Başkan Özkaya, AİHM ve Türk Anayasa Mahkemesi’nin göçmen haklarının korunmasına yönelik önemli içtihatlar geliştirdiğini belirtti. Özellikle sınır dışı kararlara, idari gözetim uygulamalarına ve göçmen çocukların korunmasına yönelik verilen kararların hukuksal açıdan büyük bir öneme sahip olduğunu kaydetti. Özkaya, “Yaşam hakkı başta olmak üzere göçmenlerin temel hak ve özgürlüklerinin korunması, hukuk devleti prensiplerinin gereğidir,” dedi. Ayrıca, göçmenlere karşı ayrımcılığın ve nefret söylemlerinin önlenmesi gerektiğinin altını çizdi.
Özkaya, konferansın göç politikalarının daha adil ve insan haklarına uygun bir şekilde düzenlenmesine yardımcı olacağına inandığını ifade ederek, bu konudaki ulusal ve uluslararası iş birliğinin büyük öneme sahip olduğunu vurguladı. Göç İdaresi Başkanlığı ile gerçekleştirilen iş birliğinin önemine değinen Özkaya, AİHM içtihatlarının da Türkiye’deki hukuki süreçlerin şekillenmesine katkı sağladığını belirtti.

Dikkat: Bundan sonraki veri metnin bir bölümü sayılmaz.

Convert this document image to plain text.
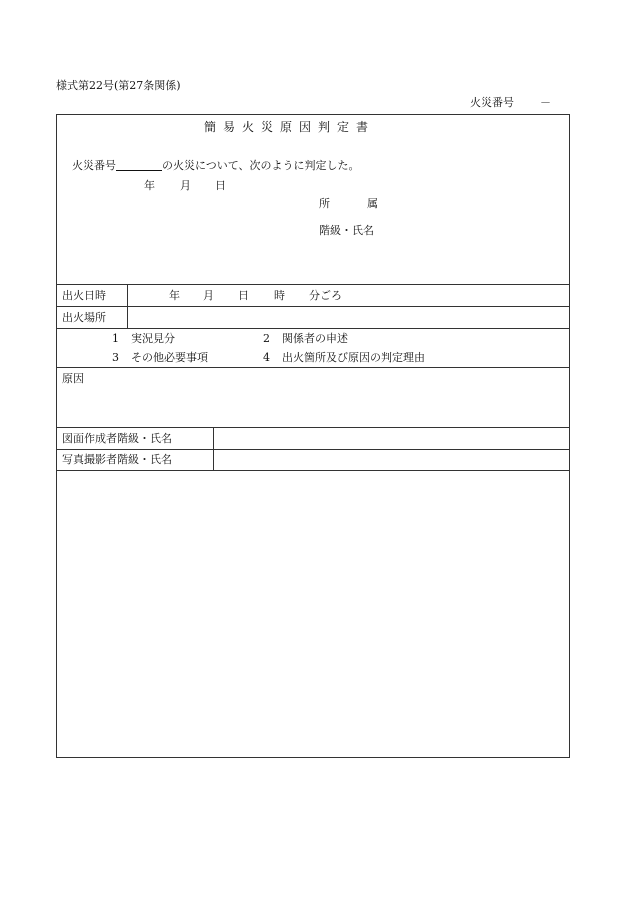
様式第22号(第27条関係)
火災番号 －
簡易火災原因判定書
火災番号	の火災について、次のように判定した。
年 月 日
所	属
階級・氏名
出火日時	年 月 日 時 分ごろ
出火場所
1 実況見分	2 関係者の申述
3 その他必要事項	4 出火箇所及び原因の判定理由
原因
図面作成者階級・氏名
写真撮影者階級・氏名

Konferansın oturumları, Göç İdaresi Başkanı Atilla Toros’un moderatörlüğünde AİHM Başkan Yardımcısı Arnfinn Bardsen ve Anayasa Mahkemesi Başkanvekili Basri Bağcı’nın sunumlarıyla başladı. Anayasa Mahkemesi Üyesi Rıdvan Güleç ve AİHM Hâkimi Lorraine Schembri Orland’ın katıldığı ikinci oturumdan sonra, Hâkimler ve Savcılar Kurulu 1. Daire Başkanı Halil Koç’un yönettiği son oturumda AİHM Hâkimi Sebastian Radulețu’nun sunumu ilgiyle dinlendi.
Başkan Özkaya’nın etkileyici ifadelerinin yanı sıra konferansın sonuç bölümünde katılımcılar, göç politikalarının uluslararası insan hakları standartlarına uygun olması gerekliliği üzerinde durdu. Kapanış konuşmalarını gerçekleştiren Azerbaycan Cumhuriyeti Anayasa Mahkemesi Başkanı Ferhad Abdullayev ve AİHM Başkan Yardımcısı Arnfinn Bardsen, göçmen haklarının korunmasında uluslararası iş birliğinin önemini vurguladı. İstanbul’da gerçekleştirilen bu konferans, göç olgusunun insan hakları temelli bir perspektifle ele alınması gerektiğine dair güçlü bir mesaj verdi.